Sans nom, Yuki Chiba.

 

 

 

 

“Je ne suis pas rappeur, je fais de l’art”

 

Lors de la sortie de Dirt II au Japon, l’édition limitée de l’album contenait non seulement une place au concert de KOHH mais également une entrée au sein de sa galerie d’art, créée pour

l’occasion à côté de la salle où il performait. Ses deux amours, la musique et l’art, sont rarement dissociés. Qu’il soit question de dessins inspirés par Marcel Duchamp ou Joan Miró, ou de sculptures et collages emplis de surréalisme, le jeune artiste crée de nombreuses œuvres qu’il devrait exposer prochainement. Il avait d’ailleurs organisé le 25 juin dernier à la galerie Tokyoïtes Art de Paris une exposition où 8 artistes (dont le célèbre artiste de graff Gucci Ghost) réinterprétaient son portrait. Un amour pour l’art et la création qu’il exhibe à même la peau, à travers de nombreux tatouages comme le très célèbre L.H.O.O.Q de Duchamp au milieu de la gorge, mais aussi le visage de Nikola Tesla sur le bras. Avant de me lancer dans le rap, je voulais être tatoueur, précise-t-il, j’ai commencé à 12 ou 13 ans, mon premier tatouage était mon nom, que j’ai recouvert finalement.

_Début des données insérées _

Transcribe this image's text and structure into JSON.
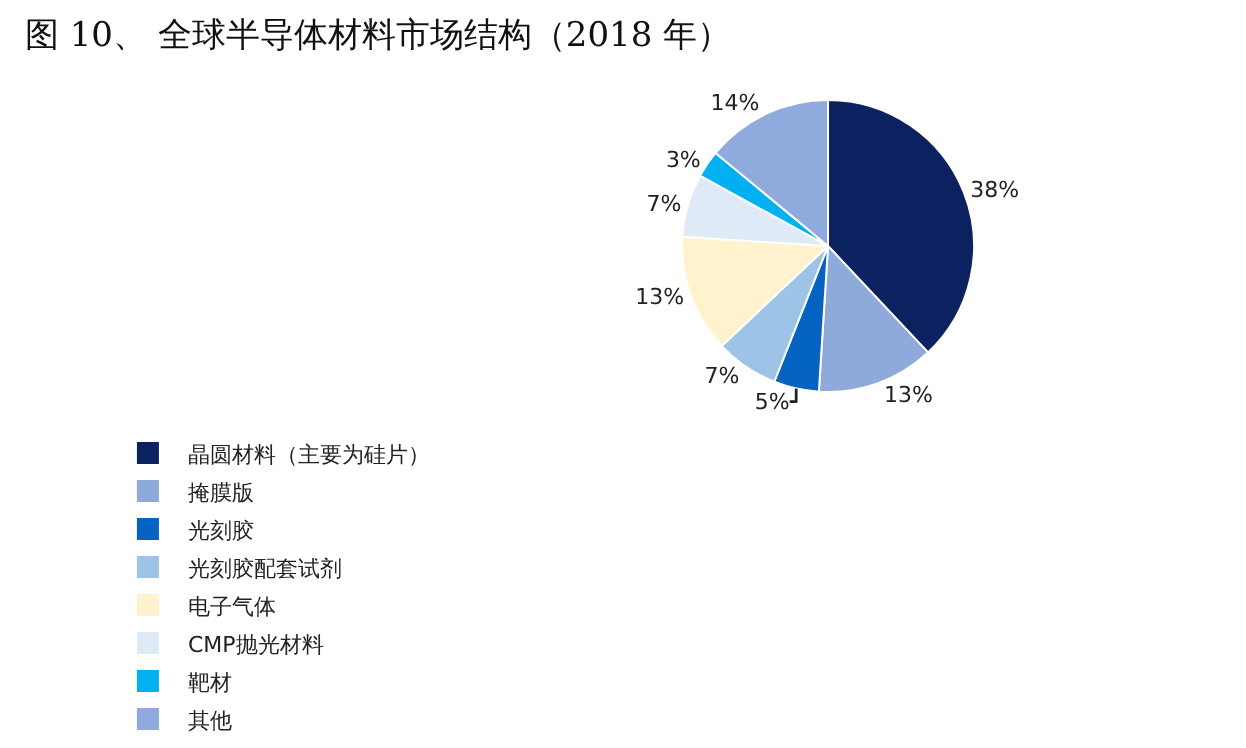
{
  "chart_data": {
    "type": "pie",
    "title": "图 10、 全球半导体材料市场结构（2018 年）",
    "categories": [
      "晶圆材料（主要为硅片）",
      "掩膜版",
      "光刻胶",
      "光刻胶配套试剂",
      "电子气体",
      "CMP抛光材料",
      "靶材",
      "其他"
    ],
    "values": [
      38,
      13,
      5,
      7,
      13,
      7,
      3,
      14
    ],
    "value_labels": [
      "38%",
      "13%",
      "5%",
      "7%",
      "13%",
      "7%",
      "3%",
      "14%"
    ],
    "colors": [
      "#0b2160",
      "#8eaadb",
      "#0563c1",
      "#9dc3e6",
      "#fff2cc",
      "#deebf7",
      "#00b0f0",
      "#8faadc"
    ],
    "legend": "bottom"
  }
}
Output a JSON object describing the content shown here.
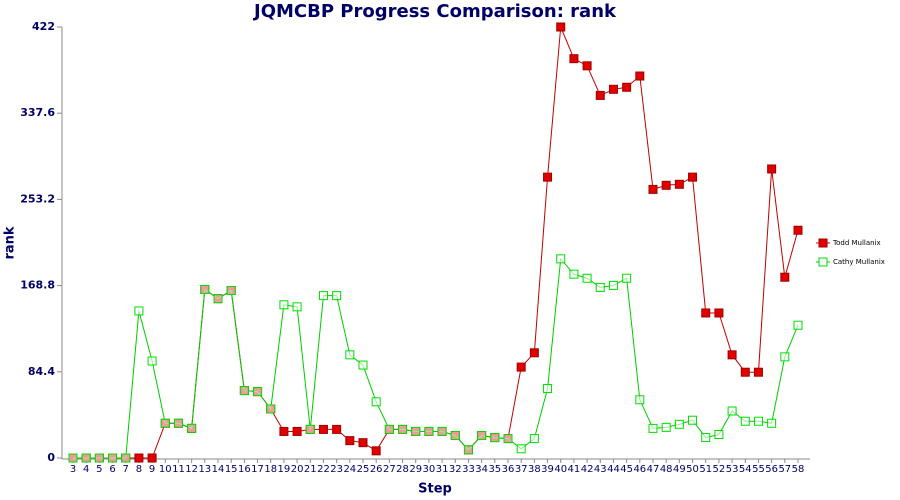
{
  "chart_data": {
    "type": "line",
    "title": "JQMCBP Progress Comparison: rank",
    "x_label": "Step",
    "y_label": "rank",
    "categories": [
      3,
      4,
      5,
      6,
      7,
      8,
      9,
      10,
      11,
      12,
      13,
      14,
      15,
      16,
      17,
      18,
      19,
      20,
      21,
      22,
      23,
      24,
      25,
      26,
      27,
      28,
      29,
      30,
      31,
      32,
      33,
      34,
      35,
      36,
      37,
      38,
      39,
      40,
      41,
      42,
      43,
      44,
      45,
      46,
      47,
      48,
      49,
      50,
      51,
      52,
      53,
      54,
      55,
      56,
      57,
      58
    ],
    "ylim": [
      0,
      422
    ],
    "yticks": [
      0,
      84.4,
      168.8,
      253.2,
      337.6,
      422
    ],
    "legend": "right",
    "series": [
      {
        "name": "Todd Mullanix",
        "color": "#e00000",
        "line_color": "#c00000",
        "values": [
          0,
          0,
          0,
          0,
          0,
          0,
          0,
          34,
          34,
          29,
          165,
          156,
          164,
          66,
          65,
          48,
          26,
          26,
          28,
          28,
          28,
          17,
          15,
          7,
          28,
          28,
          26,
          26,
          26,
          22,
          8,
          22,
          20,
          19,
          89,
          103,
          275,
          422,
          391,
          384,
          355,
          361,
          363,
          374,
          263,
          267,
          268,
          275,
          142,
          142,
          101,
          84,
          84,
          283,
          177,
          223
        ]
      },
      {
        "name": "Cathy Mullanix",
        "color": "#00dd00",
        "line_color": "#00cc00",
        "hollow": true,
        "values": [
          0,
          0,
          0,
          0,
          0,
          144,
          95,
          34,
          34,
          29,
          165,
          156,
          164,
          66,
          65,
          48,
          150,
          148,
          28,
          159,
          159,
          101,
          91,
          55,
          28,
          28,
          26,
          26,
          26,
          22,
          8,
          22,
          20,
          19,
          9,
          19,
          68,
          195,
          180,
          176,
          167,
          169,
          176,
          57,
          29,
          30,
          33,
          37,
          20,
          23,
          46,
          36,
          36,
          34,
          99,
          130
        ]
      }
    ]
  }
}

KOHH au dernier défilé Facetasm Printemps/Ete 2017 à Paris.

Des ornements qui vont de pair avec un sens de la mode affirmé. L’artiste, qui cite dans ses chansons Prada ou Alexander Wang, s’amuse du style gangster qu’il arborait tout jeune et qui fut sa première plongée dans l’univers de la mode : “Un de mes amis faisait partie d’un gang, confie l’artiste, du coup il avait toute la panoplie à l’américaine, chaîne en or, maillot de basket extra-large, casquette, j’ai tout de suite adoré ce style.” Aujourd’hui, KOHH est plus séduit par Jacquemus, Toga et Facetasm, dernière marque pour laquelle il a d’ailleurs déjà été mannequin.

 

Une personnalité versatile en somme, qui sème son irrévérence et son amour pour l’art un peu partout, guidé par une volonté unique qu’il exprime lui-même : “Je veux devenir une légende vivante.” Beau programme.

 

KOHH “Dirt II”, disponible chez Apple Music et en écoute sur Arte lors de l'émission "Tracks" diffusée le 7 octobre 2016.